Last Friday I got a rare treat – a date with my husband…no kids…no worries. On our way to our dinner we started discussing our cats…

We got 2 kittens about 5 months ago – a grey tabby and an orange tabby. Both have slowly become a part of our family. The orange one is my husband’s favorite – he curls up with him…he snuggles with him. The grey one is quite honestly one of the best cats I’ve ever owned – if you can get past the fact he likes to pee on Mermaid Barbie in our girls bathtub (who knows maybe Barbie really enjoys that type of water sport???) – he has our dog wrapped around his little paw – he will flop down in front of the dog and the dog will nuzzle it’s little belly…all he has to do is meow and the dog comes right to his side…I swear if they had the proper parts they would mate…In addition the grey one is perfect around the kids – he lets the girls do whatever they want to him – be it put him in a stroller and push him around…dress him up like the wolf dressed as Granny and play out the story of the Three Little Pigs…I do think one day he will crack if he hasn’t already – I can sort of see it in his eyes when the girls go to grab him – I can almost hear him saying to himself “They’re coming…go to the happy place…go to the happy place” – I may be the first person to own a cat with multiple personalities in a few years

Anyway we have found that the cats have the gastric equivalent of my husband…meaning they can clear a bathroom in under 2.7 seconds. Both my husband and I were discussing how such small creatures can make odors an such a grandiose scale. This got us into a discussion about air freshers – because I think I have tried just about everyone out there under $5…I remarked that they needed to have an air fresher scale…a scale made up of cat asses…have a small stink – use Febreeze with a one cat ass rating – a larger stink – move up to Glad plug-ins with a two Cat Ass rating….

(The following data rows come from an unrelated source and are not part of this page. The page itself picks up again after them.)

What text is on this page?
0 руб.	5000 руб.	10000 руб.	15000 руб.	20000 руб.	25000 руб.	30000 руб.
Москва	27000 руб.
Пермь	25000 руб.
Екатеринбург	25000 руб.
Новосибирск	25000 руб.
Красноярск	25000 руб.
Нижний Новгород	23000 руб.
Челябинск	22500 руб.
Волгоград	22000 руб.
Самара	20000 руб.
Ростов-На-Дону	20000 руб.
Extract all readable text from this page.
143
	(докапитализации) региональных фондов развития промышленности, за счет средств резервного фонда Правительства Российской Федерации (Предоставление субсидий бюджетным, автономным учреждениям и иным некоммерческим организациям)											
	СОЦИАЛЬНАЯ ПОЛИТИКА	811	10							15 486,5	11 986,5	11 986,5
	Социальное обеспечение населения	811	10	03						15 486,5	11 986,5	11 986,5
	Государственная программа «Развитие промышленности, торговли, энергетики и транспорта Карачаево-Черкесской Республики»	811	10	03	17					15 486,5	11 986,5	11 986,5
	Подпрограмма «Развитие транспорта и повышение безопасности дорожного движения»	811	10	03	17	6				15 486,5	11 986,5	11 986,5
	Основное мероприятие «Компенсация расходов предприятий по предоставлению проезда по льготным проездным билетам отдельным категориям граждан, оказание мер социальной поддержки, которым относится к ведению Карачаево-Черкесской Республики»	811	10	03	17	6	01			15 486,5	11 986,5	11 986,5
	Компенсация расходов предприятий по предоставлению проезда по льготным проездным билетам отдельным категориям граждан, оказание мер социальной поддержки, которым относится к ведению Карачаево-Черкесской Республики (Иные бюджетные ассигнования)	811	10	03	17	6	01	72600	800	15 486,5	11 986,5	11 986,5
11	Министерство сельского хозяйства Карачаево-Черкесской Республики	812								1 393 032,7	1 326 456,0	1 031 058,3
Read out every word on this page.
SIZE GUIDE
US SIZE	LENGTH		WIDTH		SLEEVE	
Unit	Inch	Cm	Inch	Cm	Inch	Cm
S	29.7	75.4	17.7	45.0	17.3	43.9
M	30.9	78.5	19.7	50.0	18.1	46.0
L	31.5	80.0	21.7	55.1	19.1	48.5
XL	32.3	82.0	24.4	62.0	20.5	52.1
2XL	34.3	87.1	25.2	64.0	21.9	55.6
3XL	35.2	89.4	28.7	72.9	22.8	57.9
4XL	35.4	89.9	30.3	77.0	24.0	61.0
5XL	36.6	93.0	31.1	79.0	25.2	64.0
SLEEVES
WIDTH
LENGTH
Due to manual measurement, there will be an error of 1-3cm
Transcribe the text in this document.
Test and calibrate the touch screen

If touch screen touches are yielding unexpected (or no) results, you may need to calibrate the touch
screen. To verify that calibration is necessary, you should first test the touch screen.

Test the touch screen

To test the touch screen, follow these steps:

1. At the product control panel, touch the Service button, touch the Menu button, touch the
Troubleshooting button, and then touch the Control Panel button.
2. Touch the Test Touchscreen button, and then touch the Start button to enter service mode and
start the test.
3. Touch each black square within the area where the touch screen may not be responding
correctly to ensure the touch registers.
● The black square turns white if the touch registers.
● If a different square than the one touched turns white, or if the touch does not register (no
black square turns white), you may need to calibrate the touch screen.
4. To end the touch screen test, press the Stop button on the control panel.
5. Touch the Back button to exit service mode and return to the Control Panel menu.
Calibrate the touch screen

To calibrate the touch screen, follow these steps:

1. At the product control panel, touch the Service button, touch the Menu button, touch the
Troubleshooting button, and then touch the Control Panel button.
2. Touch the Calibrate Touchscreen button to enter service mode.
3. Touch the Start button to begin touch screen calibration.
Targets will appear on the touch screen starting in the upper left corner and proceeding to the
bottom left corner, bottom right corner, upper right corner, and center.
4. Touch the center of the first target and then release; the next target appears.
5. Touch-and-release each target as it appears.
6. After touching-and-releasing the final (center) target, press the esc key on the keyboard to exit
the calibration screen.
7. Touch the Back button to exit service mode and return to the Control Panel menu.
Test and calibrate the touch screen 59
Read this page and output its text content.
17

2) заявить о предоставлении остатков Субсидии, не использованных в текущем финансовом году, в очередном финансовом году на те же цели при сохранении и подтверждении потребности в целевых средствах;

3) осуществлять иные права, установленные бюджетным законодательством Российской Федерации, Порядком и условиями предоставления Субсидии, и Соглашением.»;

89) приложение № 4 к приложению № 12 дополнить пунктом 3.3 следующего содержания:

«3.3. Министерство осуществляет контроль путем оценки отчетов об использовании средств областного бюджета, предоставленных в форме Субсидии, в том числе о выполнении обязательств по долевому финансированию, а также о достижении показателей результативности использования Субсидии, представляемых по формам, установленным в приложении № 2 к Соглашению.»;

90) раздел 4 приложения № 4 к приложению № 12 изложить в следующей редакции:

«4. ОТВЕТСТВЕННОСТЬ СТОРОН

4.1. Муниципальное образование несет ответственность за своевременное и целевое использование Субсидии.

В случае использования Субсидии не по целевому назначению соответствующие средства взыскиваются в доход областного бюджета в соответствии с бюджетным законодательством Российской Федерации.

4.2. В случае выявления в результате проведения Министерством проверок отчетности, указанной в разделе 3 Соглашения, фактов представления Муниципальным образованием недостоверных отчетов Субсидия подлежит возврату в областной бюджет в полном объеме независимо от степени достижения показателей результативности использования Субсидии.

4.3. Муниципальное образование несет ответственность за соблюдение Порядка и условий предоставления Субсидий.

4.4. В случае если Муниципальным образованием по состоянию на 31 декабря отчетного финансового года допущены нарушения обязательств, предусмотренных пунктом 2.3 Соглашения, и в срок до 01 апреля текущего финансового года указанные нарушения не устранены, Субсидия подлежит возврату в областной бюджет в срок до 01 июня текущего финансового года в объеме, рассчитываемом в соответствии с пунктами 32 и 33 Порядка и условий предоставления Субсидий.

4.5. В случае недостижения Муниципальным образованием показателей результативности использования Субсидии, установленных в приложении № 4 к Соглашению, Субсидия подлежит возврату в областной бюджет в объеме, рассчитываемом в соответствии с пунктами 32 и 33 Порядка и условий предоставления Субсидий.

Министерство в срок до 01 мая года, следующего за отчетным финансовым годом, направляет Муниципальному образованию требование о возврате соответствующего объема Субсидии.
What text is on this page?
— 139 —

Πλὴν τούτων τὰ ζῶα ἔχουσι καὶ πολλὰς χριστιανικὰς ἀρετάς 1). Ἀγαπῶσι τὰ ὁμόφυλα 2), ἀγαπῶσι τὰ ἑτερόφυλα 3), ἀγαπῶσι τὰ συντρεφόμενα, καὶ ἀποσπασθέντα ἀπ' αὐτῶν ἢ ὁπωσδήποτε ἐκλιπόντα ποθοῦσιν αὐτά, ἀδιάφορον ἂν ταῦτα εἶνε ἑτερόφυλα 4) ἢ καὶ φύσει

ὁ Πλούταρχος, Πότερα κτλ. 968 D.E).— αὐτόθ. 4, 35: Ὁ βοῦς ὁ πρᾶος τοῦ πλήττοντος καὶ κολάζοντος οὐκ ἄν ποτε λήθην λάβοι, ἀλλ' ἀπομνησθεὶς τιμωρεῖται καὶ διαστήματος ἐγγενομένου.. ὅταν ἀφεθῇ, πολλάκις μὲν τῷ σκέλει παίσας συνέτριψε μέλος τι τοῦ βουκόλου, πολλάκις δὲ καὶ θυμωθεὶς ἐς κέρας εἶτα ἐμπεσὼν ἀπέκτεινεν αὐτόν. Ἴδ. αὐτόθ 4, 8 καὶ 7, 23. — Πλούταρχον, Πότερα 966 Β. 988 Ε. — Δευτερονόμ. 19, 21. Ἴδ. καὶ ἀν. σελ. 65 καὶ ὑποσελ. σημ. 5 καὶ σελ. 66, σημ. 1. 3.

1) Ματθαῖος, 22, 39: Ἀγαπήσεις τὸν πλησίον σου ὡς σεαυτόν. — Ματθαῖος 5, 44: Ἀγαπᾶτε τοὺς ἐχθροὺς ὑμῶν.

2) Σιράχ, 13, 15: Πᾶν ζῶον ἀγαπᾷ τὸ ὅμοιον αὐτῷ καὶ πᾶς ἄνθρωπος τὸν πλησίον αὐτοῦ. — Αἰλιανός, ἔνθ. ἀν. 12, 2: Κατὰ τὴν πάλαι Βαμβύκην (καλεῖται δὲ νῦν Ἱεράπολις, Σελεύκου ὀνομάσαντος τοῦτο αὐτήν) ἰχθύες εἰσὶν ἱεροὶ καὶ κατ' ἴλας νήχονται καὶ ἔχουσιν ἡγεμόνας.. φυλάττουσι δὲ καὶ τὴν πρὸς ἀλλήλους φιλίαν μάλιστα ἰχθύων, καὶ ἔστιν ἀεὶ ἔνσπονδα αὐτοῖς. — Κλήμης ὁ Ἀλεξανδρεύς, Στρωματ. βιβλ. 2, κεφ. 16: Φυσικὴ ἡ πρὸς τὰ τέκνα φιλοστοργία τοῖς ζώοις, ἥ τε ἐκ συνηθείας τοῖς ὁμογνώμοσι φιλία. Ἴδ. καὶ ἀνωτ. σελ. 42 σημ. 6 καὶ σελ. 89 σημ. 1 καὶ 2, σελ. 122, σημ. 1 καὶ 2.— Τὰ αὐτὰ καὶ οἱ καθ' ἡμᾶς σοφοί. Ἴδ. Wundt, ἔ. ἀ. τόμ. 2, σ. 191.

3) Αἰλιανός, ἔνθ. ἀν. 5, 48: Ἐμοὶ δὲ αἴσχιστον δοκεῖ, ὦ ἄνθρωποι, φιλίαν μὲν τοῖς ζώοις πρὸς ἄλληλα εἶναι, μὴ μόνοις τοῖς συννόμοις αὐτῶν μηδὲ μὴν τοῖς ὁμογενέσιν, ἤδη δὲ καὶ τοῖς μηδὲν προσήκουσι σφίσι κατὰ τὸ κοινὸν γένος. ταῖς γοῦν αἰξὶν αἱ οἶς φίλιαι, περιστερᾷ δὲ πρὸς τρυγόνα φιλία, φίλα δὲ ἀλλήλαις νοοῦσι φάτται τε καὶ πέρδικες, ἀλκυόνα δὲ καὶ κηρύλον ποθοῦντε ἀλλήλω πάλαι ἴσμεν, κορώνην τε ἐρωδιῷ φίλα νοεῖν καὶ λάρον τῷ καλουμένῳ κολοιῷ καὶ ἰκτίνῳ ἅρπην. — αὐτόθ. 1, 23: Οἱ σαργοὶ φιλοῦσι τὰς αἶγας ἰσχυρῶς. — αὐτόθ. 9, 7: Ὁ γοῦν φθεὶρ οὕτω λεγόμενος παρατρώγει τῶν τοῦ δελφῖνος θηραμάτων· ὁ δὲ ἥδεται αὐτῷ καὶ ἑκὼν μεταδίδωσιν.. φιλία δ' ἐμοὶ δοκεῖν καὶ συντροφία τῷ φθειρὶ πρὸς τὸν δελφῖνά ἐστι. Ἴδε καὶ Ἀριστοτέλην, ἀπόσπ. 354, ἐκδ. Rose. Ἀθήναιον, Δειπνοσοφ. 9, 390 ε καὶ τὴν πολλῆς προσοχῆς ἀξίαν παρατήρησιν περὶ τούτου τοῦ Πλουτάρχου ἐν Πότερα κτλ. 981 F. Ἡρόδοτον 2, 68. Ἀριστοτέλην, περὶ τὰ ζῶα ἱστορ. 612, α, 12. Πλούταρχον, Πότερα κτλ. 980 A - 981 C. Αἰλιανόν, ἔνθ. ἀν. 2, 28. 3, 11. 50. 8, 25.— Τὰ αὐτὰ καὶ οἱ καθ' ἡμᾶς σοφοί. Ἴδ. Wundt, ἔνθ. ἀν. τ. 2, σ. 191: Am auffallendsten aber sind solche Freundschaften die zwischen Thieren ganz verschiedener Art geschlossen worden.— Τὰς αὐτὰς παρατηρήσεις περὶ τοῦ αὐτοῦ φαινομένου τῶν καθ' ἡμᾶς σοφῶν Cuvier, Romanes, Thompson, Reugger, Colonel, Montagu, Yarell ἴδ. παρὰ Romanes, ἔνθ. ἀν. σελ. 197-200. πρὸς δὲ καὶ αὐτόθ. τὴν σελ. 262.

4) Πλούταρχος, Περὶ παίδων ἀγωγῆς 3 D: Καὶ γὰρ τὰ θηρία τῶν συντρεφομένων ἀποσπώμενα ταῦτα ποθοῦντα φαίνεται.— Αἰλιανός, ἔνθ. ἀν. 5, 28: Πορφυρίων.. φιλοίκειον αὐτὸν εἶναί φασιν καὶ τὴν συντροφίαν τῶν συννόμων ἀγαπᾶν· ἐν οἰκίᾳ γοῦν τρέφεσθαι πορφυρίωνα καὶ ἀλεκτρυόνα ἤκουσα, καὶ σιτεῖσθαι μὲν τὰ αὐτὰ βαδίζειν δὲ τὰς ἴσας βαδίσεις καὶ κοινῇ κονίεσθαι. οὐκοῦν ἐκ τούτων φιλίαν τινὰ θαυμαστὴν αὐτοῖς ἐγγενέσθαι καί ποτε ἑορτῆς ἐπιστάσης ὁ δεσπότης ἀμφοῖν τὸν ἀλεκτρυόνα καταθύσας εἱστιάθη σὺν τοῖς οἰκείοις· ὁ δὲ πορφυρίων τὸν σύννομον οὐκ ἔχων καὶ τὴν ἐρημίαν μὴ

I have yet to come across a GREAT freshener – one with say a Cat Ass rating of 5…because that is what I think I need…the closet thing I have come across is Bath and Body works room sprays…Cat Ass rating of 3.97

Thanks to

This morning I was helping TW put on some jeans…only problem was the jeans were a size 6X and well my daughter has no ass…so I told her she had a skinny butt and pulled out another pair of jeans from her drawer…her response

“When I am a mommy I’ll have a big butt just like you”

To think I couldn’t wait for the day she would utter her first word….

1 comment:

Anonymous said...

OMG, I am dying over the cat ass rating system. If they had one for corgi asses (which currently have been expressing their glands all over our house) I would be so there.